FIRST time buyers could be set for a mini-boom, thanks to a positive spin-off of jitters in the housing market.

By Lana Clements

house prices

GETTY

Fears for the property market running high


The seemingly un-stoppable housing market is likely to level out or even dip as nervous investors pull cash out of property investments amid fears the market in Britain could crumble.

The news is not great for those with significant exposure to property and as a sign of the panic sweeping through the sector, a £2.9billion property fund giant was yesterday forced to freeze investors' cash, following a surge in withdrawals from backers.

Managers of the Standard Life UK Real Estate fund have now stopped trading in a bid to stop the investment from collapsing and losing the cash of all its investors.

But a fall in prices is good news for first-time buyers who have long struggled to get a rung on the property ladder.

The Standard Life fund will now have to raise cash by selling off some of their portfolio, before allowing investors to again access their investment.
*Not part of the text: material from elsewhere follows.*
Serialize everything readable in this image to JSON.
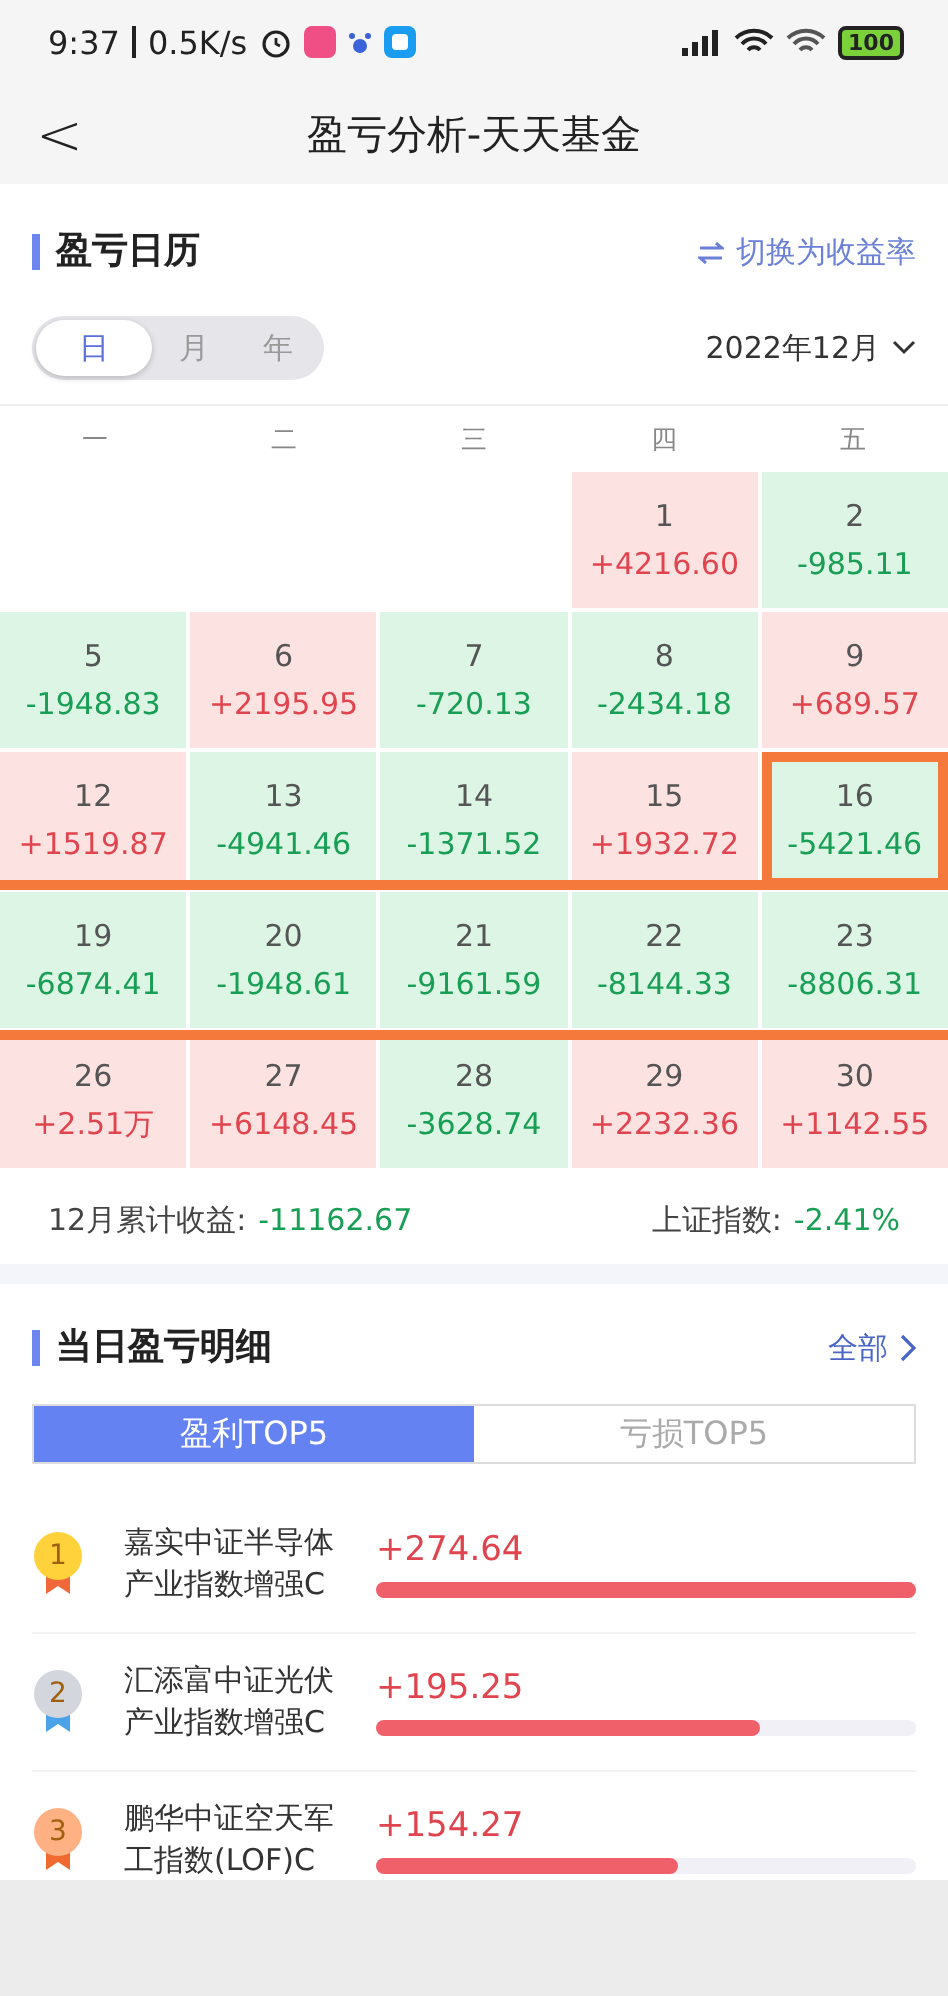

Experts said more property funds, which spread cash over a range of investments, could look to protect investors by preventing them from taking their cash - or liquidating their holding.

Laith Khalaf, senior analyst at Hargreaves Lansdown, said: "Property funds are clearly under pressure as a result of the Brexit vote, and we could now see a new wave of investors being unable to liquidate their property funds quickly, which we last witnessed during the financial crisis.

"This is part of the problem with investing in open-ended property funds, and one of the reasons we don’t recommend them to investors.

"Property does offer diversification, and a reasonable yield compared to government bonds, but investors must be willing to accept high costs, and a lack of liquidity when the market turns down."

He added: "Given the outflows the sector seems to be experiencing, this could well put downward pressure on commercial property prices. The risk is this creates a vicious circle, and prompts more investors to dump property, until such time as sentiment stabilises.

"Continued low interest rates in theory provide support for commercial property, because as prices fall, yields become even more attractive."

However, it's not all doom and gloom in property market.

Housebuilder Persimmon today released trading results for the first half of the year, which showed average selling prices were up by six per cent and revenues had jumped by 12 per cent from last year to £1.49billion.

Mr Khalaf added: "Persimmon, quite rightly, point out that it’s really too early to judge the effect of Brexit on the new homes market.

"The company isn’t blinking when it comes to its capital return programme either, and still plans to pay out a further £5.50 per share to investors by 2021.

"Based on the current share price, that means investors will get over a third of their investment back in cash over the next five years, provided Persimmon are able to make good on their promise.

"Low interest rates, and a big supply-demand imbalance in the UK housing market, will continue to be supportive of the house building sector. Likewise people aren’t suddenly going to stop wanting to own a home simply because the UK is no longer going to be a member of the European Union.

"However, until we get a picture of housing activity following the referendum result, the stock market is likely to push the sell button first, and ask questions later."